Dass die Mitarbeiter der Intensivstation am Limit sind, bestätigt auch Nadine Spranz, die seit 22 Jahren in Bretten arbeitet. Sie kümmert sich um die Weihnachtsdekoration und darum, dass der Adventskalender gut bestückt ist. "Meistens bringen die Kollegen etwas Süßes oder Herzhaftes für die Pause mit", sagt sie. Doch auch sie musste sich aufraffen, die Weihnachtsdekoration aufzubauen, weil so viel zu tun war. Während die Pfleger früher in jeder Schicht gemeinsam gegessen hätten, fehle der gemeinsame Austausch, denn jeder müsse sehen, wann er seine Pause machen könne. Dennoch kann sich Spranz keine andere Arbeit vorstellen. "Ich bin zuversichtlich, dass die Situation irgendwann wieder normal wird", sagt sie.
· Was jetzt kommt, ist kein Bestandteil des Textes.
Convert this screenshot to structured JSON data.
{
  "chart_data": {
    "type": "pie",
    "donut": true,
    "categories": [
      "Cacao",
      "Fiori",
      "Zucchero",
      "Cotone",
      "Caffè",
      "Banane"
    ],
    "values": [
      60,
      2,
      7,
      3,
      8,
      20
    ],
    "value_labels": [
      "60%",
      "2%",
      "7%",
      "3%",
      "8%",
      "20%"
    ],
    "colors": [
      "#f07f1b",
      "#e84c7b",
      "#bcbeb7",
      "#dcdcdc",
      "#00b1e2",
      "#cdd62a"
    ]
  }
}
"Das ist gerade zur Weihnachtszeit nicht schön"

Seit 2004 arbeitet Edith Niederhöfer auf der Brettener Intensivstation. Auf Weihnachten freut sie sich dieses Jahr nicht, denn sie wisse nicht, was sie in ihrer Schicht erwarte und wie müde sie nach Hause komme. Dort warten ihre Kinder auf sie. Diese seien zwar schon von klein auf gewohnt, dass ihre Mutter mal nicht da sei oder früher gehen müsse, doch Niederhöfer selbst falle der Abschied am Weihnachtsabend oft schwerer als den Kindern. Doch bei der Arbeit könne sie ihre Gedanken gut abschalten. Dort warteten Patienten auf sie, bei denen man wisse, dass - je nach Zustand - der gerade getätigte Anruf mit den Angehörigen der letzte gewesen sein könnte. "Das ist gerade zur Weihnachtszeit nicht schön."

"Man merkt, wie verzweifelt manche Angehörige sind"

Die Situation sei für alle schwieriger geworden, daher versuchten die Pfleger, wenn die Zeit dazu da ist, fitte Patienten auch mal ans Fenster zu setzen, damit die Angehörigen, die wegen des Besuchsverbots außerhalb des Gebäudes warten müssen, sehen könnten, dass es mit den Patienten aufwärts gehe. "Man merkt, wie verzweifelt manche Angehörige sind", sagt Niederhöfer. Und welche Erleichterung es für sie sei, ihren Nächsten oder ihre Nächste zu sehen. Das gebe auch den Pflegekräften ein positives Gefühl. Das sei wichtig, da sie mitten im Geschehen stünden, ihre Kräfte aufgebraucht seien und sie manchmal nicht mehr wüssten, wie sie die Arbeitslast bewältigen sollten. Daher habe sie gelegentlich ein schlechtes Gewissen, da man nicht immer die volle Arbeit erledigen konnte, die man sich vorgenommen hat, so Niederhöfer. So müsse man den Kollegen in der nachfolgenden Schicht mehr Arbeit auflasten. "Man arbeitet nicht mehr vor, sondern sieht zu, dass alle Patienten überleben, das ist das Maximum, was im Moment geht."

"Da bricht einem das Herz"

Auch sie hat schon ans Aufhören gedacht, doch ihr Ziel ist es Corona zu überstehen, eines Tages auf die Zeit zurückblicken zu können und stolz darauf zu sein, dass sie nicht aufgehört hat. Leichter machen es ihr dankbare Patienten, auch wenn sie nicht immer verstünden, dass die Pfleger keine Zeit für ein Gespräch hätten, oder dafür, eine Weile ihre Hand zu halten. Das sei besonders beim Besuchsverbot schlimm. "Da bricht einem das Herz", so Niederhöfer.